Innovative Scanning System Enriches Swiss Bank
Case Study: Basler Kantonalbank (BKB)
Digitized document imaging streamlines Basler Kantonalbank's workflow, improves customer service
Paper should be used to print money, not keep records of it. What might have seemed like a strange perspective to Basler Kantonalbank (BKB) a year ago is now the company's new attitude. By integrating a digital document imaging storage system, the bank shredded its reliance on a physical document archive. "After scanning all of our records into the new database, we destroyed a lot of our paper documents," said Jean Doescher of BKB. "We threw away enough paper files to create space for an enlargement of our computing center."
BKB opened in 1899 in northwest Switzerland as a full-service financial company for local and international customers. Today, the company has 18 community branches in Basel, a Swiss town of 250,000 people, and two branches in Zurich and Olten. As a local operating bank aiming for stability rather than growth, BKB depends on consistent daily routines internally to make the best use of its employees and externally to surpass customer expectations.

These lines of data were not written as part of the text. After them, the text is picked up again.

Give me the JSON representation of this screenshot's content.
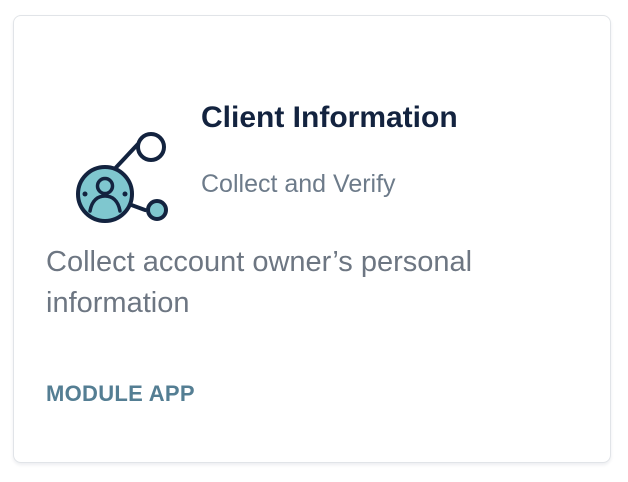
{
  "card": {
    "title": "Client Information",
    "subtitle": "Collect and Verify",
    "description": "Collect account owner’s personal information",
    "link_label": "MODULE APP",
    "icon": "user-network-icon"
  },
  "colors": {
    "title": "#13233f",
    "subtitle": "#6d7b8a",
    "link": "#547e93",
    "icon_fill": "#7fc7cf",
    "icon_stroke": "#13233f"
  }
}
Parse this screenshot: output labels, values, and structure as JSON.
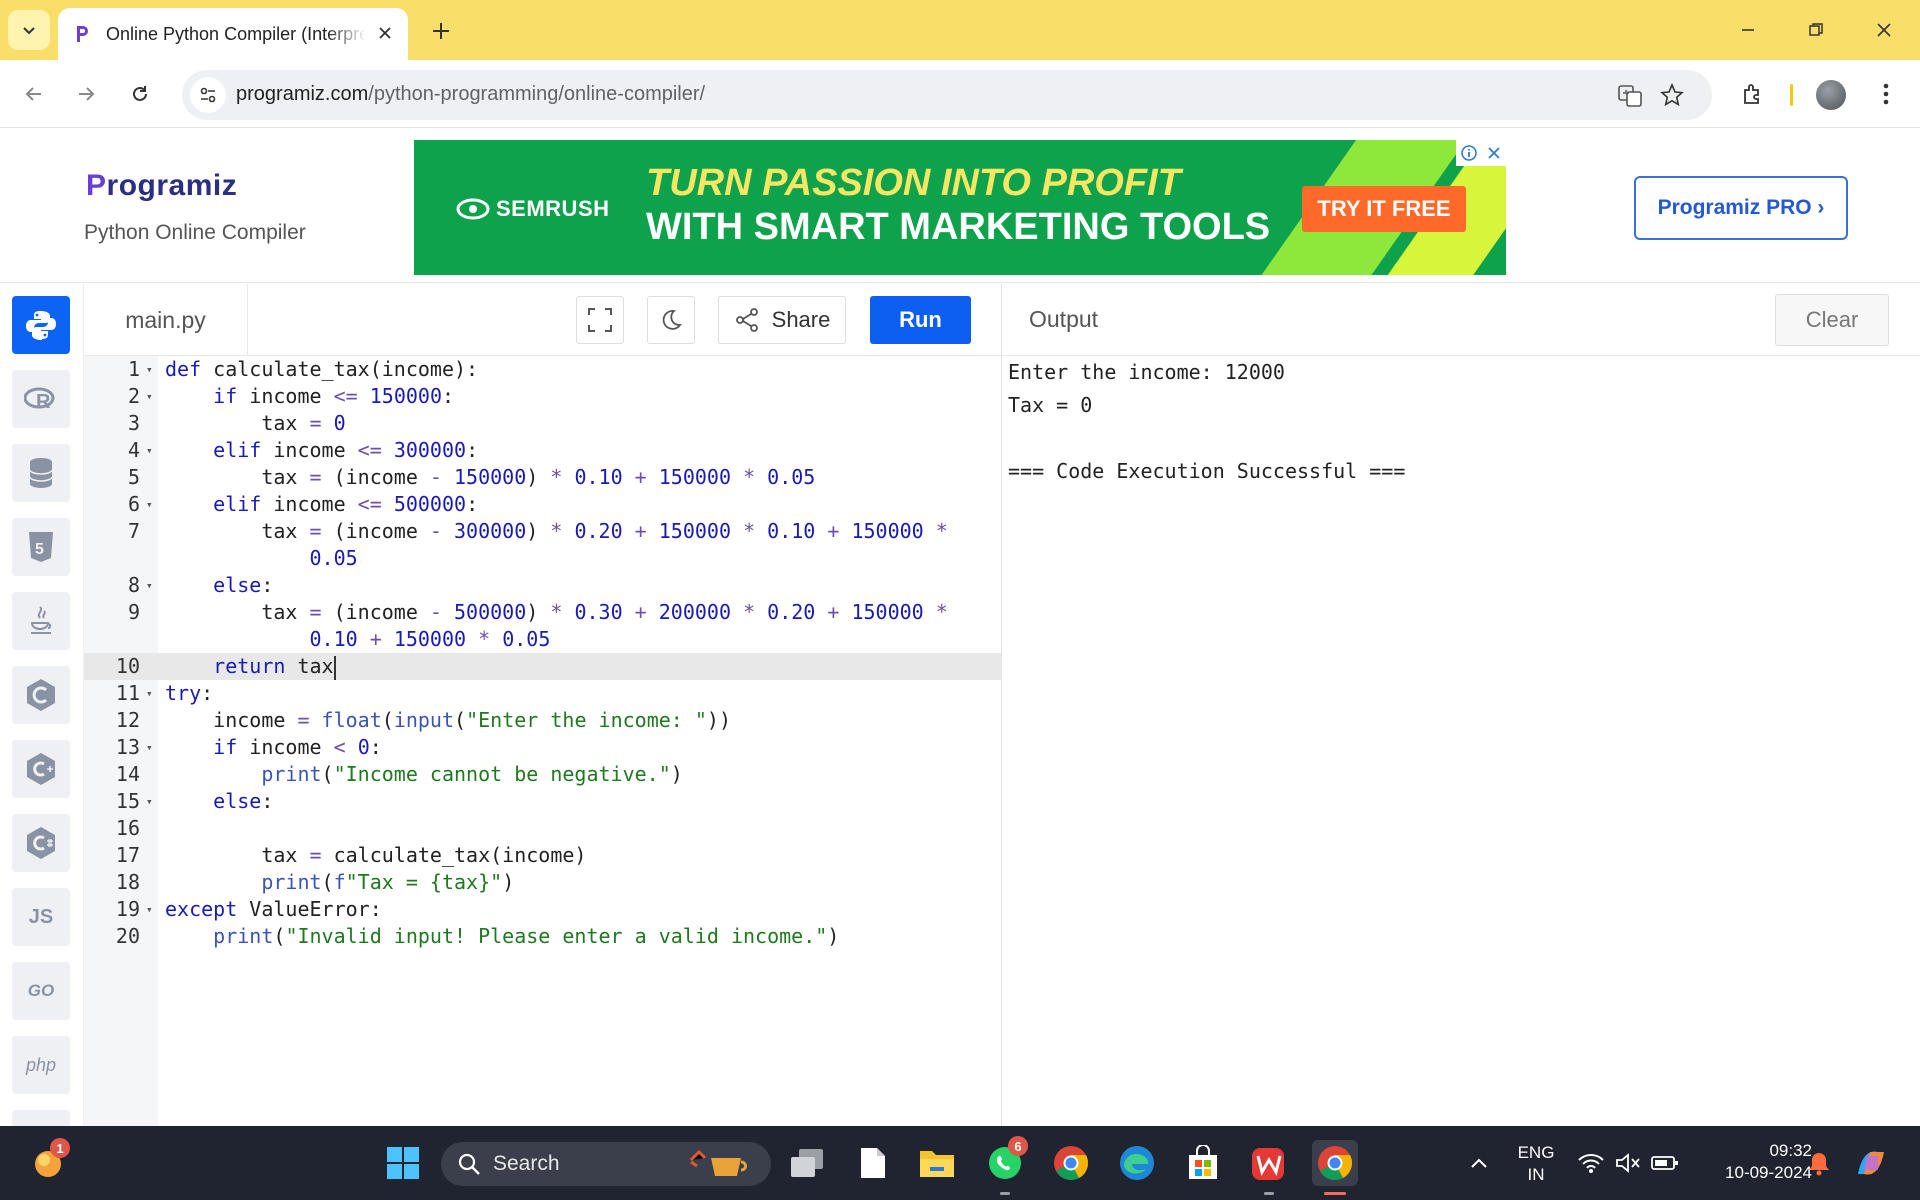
{
  "browser": {
    "tab_title": "Online Python Compiler (Interpreter)",
    "url_domain": "programiz.com",
    "url_path": "/python-programming/online-compiler/"
  },
  "header": {
    "logo": "rogramiz",
    "logo_letter": "P",
    "subtitle": "Python Online Compiler",
    "pro_button": "Programiz PRO ›"
  },
  "ad": {
    "brand": "SEMRUSH",
    "line1": "TURN PASSION INTO PROFIT",
    "line2": "WITH SMART MARKETING TOOLS",
    "cta": "TRY IT FREE"
  },
  "languages": [
    "python",
    "r",
    "sql",
    "html5",
    "java",
    "c",
    "cpp",
    "csharp",
    "JS",
    "GO",
    "php"
  ],
  "editor": {
    "filename": "main.py",
    "share_label": "Share",
    "run_label": "Run",
    "active_line": 10,
    "lines": [
      {
        "n": "1",
        "text": "def calculate_tax(income):"
      },
      {
        "n": "2",
        "text": "    if income <= 150000:"
      },
      {
        "n": "3",
        "text": "        tax = 0"
      },
      {
        "n": "4",
        "text": "    elif income <= 300000:"
      },
      {
        "n": "5",
        "text": "        tax = (income - 150000) * 0.10 + 150000 * 0.05"
      },
      {
        "n": "6",
        "text": "    elif income <= 500000:"
      },
      {
        "n": "7",
        "text": "        tax = (income - 300000) * 0.20 + 150000 * 0.10 + 150000 *"
      },
      {
        "n": "",
        "text": "            0.05"
      },
      {
        "n": "8",
        "text": "    else:"
      },
      {
        "n": "9",
        "text": "        tax = (income - 500000) * 0.30 + 200000 * 0.20 + 150000 *"
      },
      {
        "n": "",
        "text": "            0.10 + 150000 * 0.05"
      },
      {
        "n": "10",
        "text": "    return tax"
      },
      {
        "n": "11",
        "text": "try:"
      },
      {
        "n": "12",
        "text": "    income = float(input(\"Enter the income: \"))"
      },
      {
        "n": "13",
        "text": "    if income < 0:"
      },
      {
        "n": "14",
        "text": "        print(\"Income cannot be negative.\")"
      },
      {
        "n": "15",
        "text": "    else:"
      },
      {
        "n": "16",
        "text": ""
      },
      {
        "n": "17",
        "text": "        tax = calculate_tax(income)"
      },
      {
        "n": "18",
        "text": "        print(f\"Tax = {tax}\")"
      },
      {
        "n": "19",
        "text": "except ValueError:"
      },
      {
        "n": "20",
        "text": "    print(\"Invalid input! Please enter a valid income.\")"
      }
    ]
  },
  "output": {
    "title": "Output",
    "clear_label": "Clear",
    "lines": [
      "Enter the income: 12000",
      "Tax = 0",
      "",
      "=== Code Execution Successful ==="
    ]
  },
  "taskbar": {
    "search_label": "Search",
    "notification_count": "1",
    "whatsapp_badge": "6",
    "lang_top": "ENG",
    "lang_bottom": "IN",
    "time": "09:32",
    "date": "10-09-2024"
  }
}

Records management is critical to both customers and employees in the banking business. With more than $14 billion in assets for 250,000 customers around the world, the bank's files swell to carefully track an average of 50,000 transactions daily ranging from credit contracts to basic withdrawals. Yet, because of the complicated logistics BKB used to rely on to share its millions of paper records with a 700-person workforce spread throughout different locations, this effort was generating more hassle than help. Paper-based processes confronted BKB employees with a daunting paper trail. To see anything in the archive, the old-fashioned workflow required an employee to submit a request for a specific document then wait for another employee to find it in an optical archive and finally e-mail it back. The process was time consuming and did not earn high satisfaction marks from employees and customers.
To streamline its workflow, the company realized it had to integrate modern big-business technology into its century-old commitment to small-business customer care.